What are the names of some fragrant orchids?

guanabanaboy(10b So. Cal.)January 1, 2013

The following list of fragrant orchids was submitted to the GardenWeb Fragrant Plants Forum by Jim Shy in August 2004.

Fragrant Orchid List

A list of all fragrant orchid species and hybrids would be gigantic, and would always be growing as new hybrids are registered practically every week. In response to some requests, this list has been created as a definitely-not-complete list of orchids that are:

1. Fragrant in a pleasing sense (bulbophyllum fans, youll have to look elsewhere!)
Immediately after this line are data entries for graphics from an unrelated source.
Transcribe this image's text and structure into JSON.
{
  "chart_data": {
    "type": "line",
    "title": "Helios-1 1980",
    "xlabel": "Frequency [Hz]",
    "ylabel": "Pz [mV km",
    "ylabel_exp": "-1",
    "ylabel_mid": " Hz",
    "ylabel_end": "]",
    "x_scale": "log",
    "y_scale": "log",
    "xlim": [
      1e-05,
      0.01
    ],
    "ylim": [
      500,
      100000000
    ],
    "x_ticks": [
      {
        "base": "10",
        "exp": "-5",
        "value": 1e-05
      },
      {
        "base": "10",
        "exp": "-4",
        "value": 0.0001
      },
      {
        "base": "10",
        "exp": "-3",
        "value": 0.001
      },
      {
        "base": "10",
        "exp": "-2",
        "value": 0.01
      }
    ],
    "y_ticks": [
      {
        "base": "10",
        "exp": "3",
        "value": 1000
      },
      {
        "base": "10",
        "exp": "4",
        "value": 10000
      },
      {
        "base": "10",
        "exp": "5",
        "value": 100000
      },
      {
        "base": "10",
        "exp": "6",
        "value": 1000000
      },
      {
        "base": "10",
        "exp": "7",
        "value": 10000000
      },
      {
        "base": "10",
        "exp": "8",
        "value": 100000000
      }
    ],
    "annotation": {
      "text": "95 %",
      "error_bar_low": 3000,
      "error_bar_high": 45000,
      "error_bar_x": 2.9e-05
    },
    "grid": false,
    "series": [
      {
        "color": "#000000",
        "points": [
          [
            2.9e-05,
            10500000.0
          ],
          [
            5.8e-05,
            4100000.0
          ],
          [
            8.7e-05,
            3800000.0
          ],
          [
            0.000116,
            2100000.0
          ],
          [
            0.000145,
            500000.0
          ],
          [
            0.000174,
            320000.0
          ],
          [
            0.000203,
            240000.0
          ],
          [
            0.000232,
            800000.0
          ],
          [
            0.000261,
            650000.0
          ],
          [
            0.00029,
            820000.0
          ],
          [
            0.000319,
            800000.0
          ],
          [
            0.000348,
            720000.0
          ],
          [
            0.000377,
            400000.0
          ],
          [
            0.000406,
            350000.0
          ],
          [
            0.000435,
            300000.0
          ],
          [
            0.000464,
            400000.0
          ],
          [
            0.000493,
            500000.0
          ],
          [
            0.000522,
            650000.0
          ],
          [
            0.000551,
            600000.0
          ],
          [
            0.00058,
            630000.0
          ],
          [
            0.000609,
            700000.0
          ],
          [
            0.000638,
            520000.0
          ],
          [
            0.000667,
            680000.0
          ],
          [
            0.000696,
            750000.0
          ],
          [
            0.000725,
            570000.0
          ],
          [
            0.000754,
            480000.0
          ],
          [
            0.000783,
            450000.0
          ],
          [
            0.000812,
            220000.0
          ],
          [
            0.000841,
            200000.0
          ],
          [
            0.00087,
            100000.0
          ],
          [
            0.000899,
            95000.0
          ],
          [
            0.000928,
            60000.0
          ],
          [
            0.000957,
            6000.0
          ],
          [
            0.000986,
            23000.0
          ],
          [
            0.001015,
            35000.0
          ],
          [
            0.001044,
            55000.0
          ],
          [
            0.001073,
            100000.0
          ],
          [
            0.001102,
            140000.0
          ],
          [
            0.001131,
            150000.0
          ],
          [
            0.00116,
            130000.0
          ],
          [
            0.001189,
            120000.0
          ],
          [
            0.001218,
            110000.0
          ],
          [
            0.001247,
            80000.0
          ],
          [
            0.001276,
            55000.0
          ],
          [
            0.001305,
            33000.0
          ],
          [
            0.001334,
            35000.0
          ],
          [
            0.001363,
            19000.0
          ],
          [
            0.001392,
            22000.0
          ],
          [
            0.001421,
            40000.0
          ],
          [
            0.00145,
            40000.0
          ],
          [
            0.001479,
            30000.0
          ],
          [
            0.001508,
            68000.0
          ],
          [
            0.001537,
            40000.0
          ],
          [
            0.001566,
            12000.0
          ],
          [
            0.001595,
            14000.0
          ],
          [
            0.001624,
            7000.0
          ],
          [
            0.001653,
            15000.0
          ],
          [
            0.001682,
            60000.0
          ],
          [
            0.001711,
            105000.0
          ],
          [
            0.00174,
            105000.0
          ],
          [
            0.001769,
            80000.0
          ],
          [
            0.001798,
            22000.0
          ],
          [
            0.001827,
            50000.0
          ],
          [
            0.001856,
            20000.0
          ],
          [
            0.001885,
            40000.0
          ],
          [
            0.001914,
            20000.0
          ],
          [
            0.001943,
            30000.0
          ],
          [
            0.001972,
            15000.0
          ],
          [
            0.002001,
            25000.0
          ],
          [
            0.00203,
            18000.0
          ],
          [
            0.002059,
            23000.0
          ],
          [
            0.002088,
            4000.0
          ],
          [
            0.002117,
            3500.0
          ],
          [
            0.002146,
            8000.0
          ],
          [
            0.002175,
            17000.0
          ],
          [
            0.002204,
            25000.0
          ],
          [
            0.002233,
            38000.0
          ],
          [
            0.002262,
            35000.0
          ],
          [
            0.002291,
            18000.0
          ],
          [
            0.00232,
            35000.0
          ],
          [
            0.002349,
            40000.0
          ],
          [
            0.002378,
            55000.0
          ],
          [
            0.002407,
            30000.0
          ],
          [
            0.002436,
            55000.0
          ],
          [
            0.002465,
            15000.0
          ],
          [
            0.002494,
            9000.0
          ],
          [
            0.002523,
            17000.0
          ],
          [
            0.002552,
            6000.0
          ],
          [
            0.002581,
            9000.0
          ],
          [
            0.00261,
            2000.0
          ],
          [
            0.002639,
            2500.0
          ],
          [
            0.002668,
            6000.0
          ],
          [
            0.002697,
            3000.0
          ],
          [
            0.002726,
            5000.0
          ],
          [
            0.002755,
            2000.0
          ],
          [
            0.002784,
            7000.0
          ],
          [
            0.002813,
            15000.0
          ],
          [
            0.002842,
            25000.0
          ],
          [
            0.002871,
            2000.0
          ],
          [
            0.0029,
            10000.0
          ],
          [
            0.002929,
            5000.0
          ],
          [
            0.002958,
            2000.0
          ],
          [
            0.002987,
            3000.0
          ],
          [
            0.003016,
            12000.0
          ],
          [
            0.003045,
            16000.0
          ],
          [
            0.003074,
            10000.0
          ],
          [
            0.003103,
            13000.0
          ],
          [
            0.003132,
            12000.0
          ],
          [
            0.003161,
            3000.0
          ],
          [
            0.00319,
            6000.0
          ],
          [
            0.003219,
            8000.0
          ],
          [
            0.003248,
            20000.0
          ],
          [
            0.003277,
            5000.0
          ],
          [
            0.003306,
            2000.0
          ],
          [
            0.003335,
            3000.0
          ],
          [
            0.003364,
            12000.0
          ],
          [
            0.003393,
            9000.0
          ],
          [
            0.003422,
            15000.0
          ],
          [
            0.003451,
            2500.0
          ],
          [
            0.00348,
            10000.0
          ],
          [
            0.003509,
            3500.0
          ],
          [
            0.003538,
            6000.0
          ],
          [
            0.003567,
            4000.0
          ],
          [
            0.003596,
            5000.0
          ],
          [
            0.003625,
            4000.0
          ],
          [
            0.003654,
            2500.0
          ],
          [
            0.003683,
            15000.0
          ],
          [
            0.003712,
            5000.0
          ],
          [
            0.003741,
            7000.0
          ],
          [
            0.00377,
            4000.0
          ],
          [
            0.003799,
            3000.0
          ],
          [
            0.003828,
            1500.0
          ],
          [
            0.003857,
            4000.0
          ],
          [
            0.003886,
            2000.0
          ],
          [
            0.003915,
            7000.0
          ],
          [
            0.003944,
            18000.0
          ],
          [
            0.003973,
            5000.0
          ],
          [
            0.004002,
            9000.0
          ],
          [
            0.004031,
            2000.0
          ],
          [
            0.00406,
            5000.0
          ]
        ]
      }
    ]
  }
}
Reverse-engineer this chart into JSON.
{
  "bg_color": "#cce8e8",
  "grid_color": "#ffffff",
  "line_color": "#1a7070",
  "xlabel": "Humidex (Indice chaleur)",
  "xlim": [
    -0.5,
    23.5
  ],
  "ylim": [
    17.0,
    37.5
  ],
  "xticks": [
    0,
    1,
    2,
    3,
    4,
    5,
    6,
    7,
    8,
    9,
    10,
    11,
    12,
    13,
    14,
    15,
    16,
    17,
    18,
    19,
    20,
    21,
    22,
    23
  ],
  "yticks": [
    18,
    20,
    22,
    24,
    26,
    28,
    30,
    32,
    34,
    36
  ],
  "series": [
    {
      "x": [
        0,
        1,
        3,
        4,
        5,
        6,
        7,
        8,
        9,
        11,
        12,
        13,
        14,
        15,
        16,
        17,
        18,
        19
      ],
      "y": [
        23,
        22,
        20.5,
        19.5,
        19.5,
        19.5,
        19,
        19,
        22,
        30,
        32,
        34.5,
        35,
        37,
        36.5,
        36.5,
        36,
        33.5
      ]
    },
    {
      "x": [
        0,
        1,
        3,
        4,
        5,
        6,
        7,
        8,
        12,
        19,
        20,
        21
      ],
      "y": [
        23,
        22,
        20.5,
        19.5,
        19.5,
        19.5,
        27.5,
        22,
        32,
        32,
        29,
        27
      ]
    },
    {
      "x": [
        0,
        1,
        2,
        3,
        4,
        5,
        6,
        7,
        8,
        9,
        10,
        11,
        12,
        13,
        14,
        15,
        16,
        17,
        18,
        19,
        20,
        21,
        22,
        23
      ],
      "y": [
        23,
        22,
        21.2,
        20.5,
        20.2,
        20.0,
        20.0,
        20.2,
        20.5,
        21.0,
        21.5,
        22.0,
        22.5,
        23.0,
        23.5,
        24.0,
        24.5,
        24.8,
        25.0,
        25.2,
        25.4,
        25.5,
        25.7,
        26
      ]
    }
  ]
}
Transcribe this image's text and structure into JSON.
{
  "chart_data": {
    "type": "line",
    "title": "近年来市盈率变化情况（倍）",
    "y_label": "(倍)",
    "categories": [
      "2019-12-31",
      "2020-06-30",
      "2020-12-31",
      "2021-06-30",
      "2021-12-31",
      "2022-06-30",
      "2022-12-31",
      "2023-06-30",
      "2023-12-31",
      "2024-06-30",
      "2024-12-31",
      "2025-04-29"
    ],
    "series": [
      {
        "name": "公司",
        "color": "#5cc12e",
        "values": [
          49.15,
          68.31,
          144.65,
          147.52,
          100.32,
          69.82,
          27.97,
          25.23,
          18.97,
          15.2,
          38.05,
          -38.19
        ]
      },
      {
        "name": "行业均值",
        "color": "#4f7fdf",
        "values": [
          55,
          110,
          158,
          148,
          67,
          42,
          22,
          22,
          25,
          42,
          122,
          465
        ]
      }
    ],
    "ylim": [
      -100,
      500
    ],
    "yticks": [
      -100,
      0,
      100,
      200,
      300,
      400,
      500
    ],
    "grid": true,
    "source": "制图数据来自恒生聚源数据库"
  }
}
  1. Not impossible to find at nurseries, orchid shows, and on the web
  2. Are generally considered to be easy to grow in the home, average greenhouse, or outdoors for those living in Zones 9-10

Ive given brief notes about fragrance (faint, strong, day or night), where I can, but for more info, youll have to consult some orchid books or ask on the Orchid Forum

Here goes!

Species and hybrid orchids:

Aerangis: most species are miniature and evening fragrant, biloba, citrata, modesta, mystacidii, somalensis are considered easy, most do better mounted.

Aeranthes: a few species are fragrant.

Aerides: most are very fragrant, tall, lanky growth and roots.

Ancistrochilum rothschildianum: mini, deciduous in winter.

Angraecum: most are night fragrant, some are large and highly scented.

Brassavola: most are very night-scented, including the well-known Brassavola nodosa, or "lady of the night" orchid.

Brassia: Huge, spiderlike flowers.

Brassidium: popular, scented brassia hybrids.

Brassocattleyas: crosses between brassavola and cattleya, many are scented, some are intensely scented.

Brassolaocattleyas: Crosses of three different genuses, many are scented.

Bulbophyllum: ambrosia, laxiflorum and odoratissimum are a few small, well-scented species in a group of often foul-smelling orchids.

Catasetum: large, deciduous orchids that bear male or female flowers. Several species are fragrant, including callosum, pileatum and tenebrosum, many well-known hybrids with other genuses are likewise fragrant.

Cattleya: The classic orchid, the most fragrant species are said to be bicolor, dowiana, iricolor, labiata, maxima, mossiae, schilleriana, and warscewiczii Literally thousands of hybrids, many are scented, some intensely so look for ones with scented species in their background, or ask for the most fragrant ones.

Clowesia: plants lose leaves in the winter, most species and hybrids are scented.

Cochleanthes amazonica, aromatica, discolor: small, must be kept warm and moist.

Coelogyne: many species are scented, some grow quite large. Popular species include cristata, cummingii, dayana, mooreana, ochracea, pandurata.

Cychnoches: large, deciduous orchids, spectacular blooms. Scented species include chlorochilum, warscewiczianum .

Cymbidium: The fragrance of certain asian species chinensis, ensifolium and kanran have been written about for thousands of years. Some mini fragrant hybrids have been developed, which may be easier for beginners.